1. A hereditary disease is suspected. In such cases the costs are covered if the genetic diagnostic tests have consequences for the further diagnosis or treatment. If the tests are conducted for another purpose, for instance to "name" an illness without this resulting in a change of treatment, or in connection with a patient’s life planning, then the conditions for a disease risk ("therapeutic consequence") or an obligation on the part of health insurers to reimburse the costs are not given. In cases in which doubts exist, the physicians commissioning the tests must explain the disease risk and the consequences of the tests to the insurers’ independent medical referees. These subsequently advise the insurers, who then decide whether or not to cover the costs. If the decision is negative, the insured person can take legal action against it.

2. The relatives of somebody with a rare disease want to know whether they, too, are at risk.
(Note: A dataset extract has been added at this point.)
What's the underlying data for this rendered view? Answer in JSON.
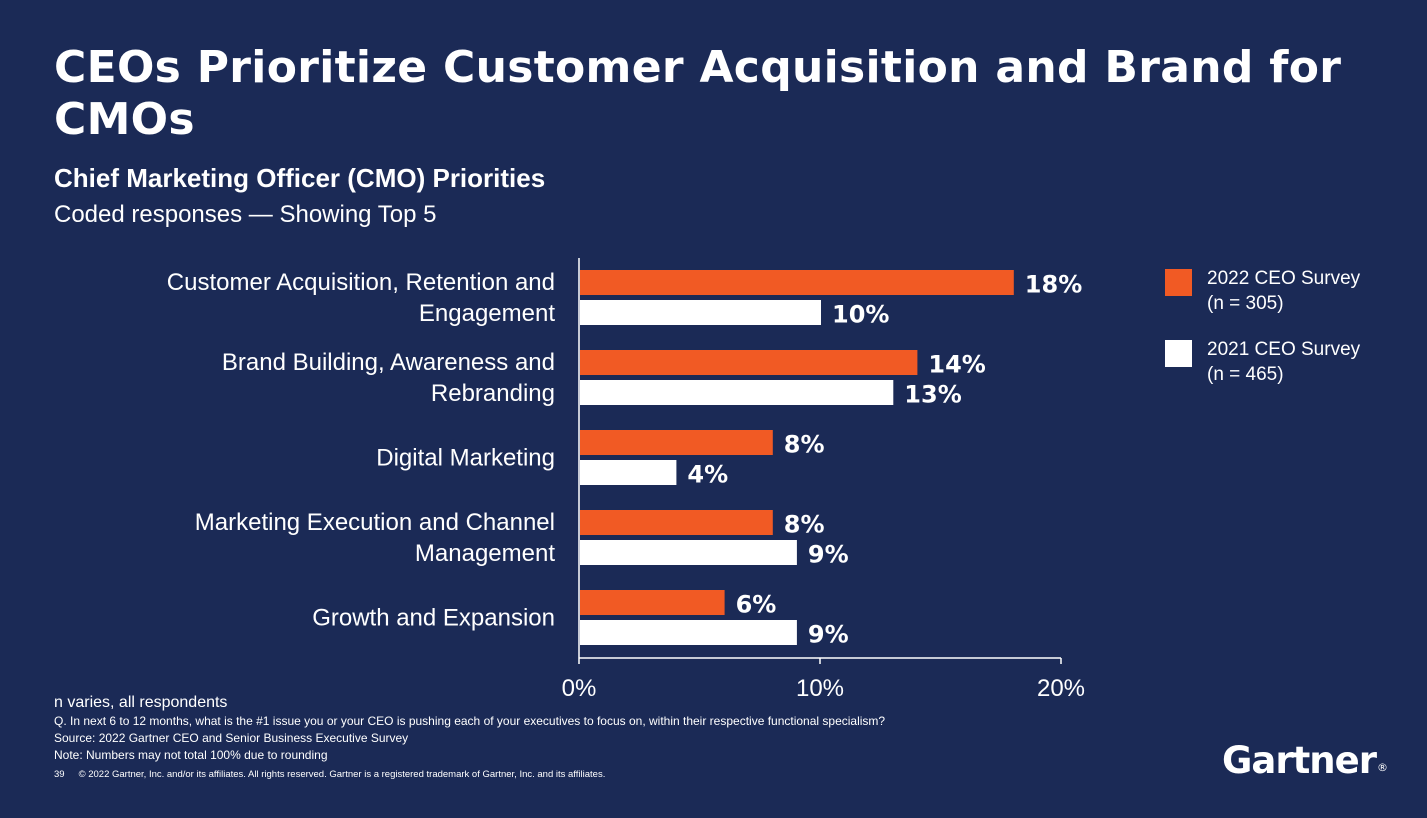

The costs of such investigations are reimbursed only if they are explicitly listed in the Health Care Benefits Regulation (KLV). This is currently the case only for a number of hereditary forms of cancer and a single metabolic disease (porphyria). Extending the list to cover other rare diseases is under consideration. A disease is included in the list only if, as a result of the investigation, prophylactic measures can be taken that prevent or delay the onset of the disease or have a beneficial effect on its course.

3. A further possible objective of genetic testing is to determine whether relatives of people with a rare disease are healthy carriers of a genetic mutation (for instance, cystic fibrosis). Such tests can have a significant impact on family planning. They do not fall within the scope of the SHI, however, as they focus on life planning rather than on treatment or on beneficially affecting the course of a disease.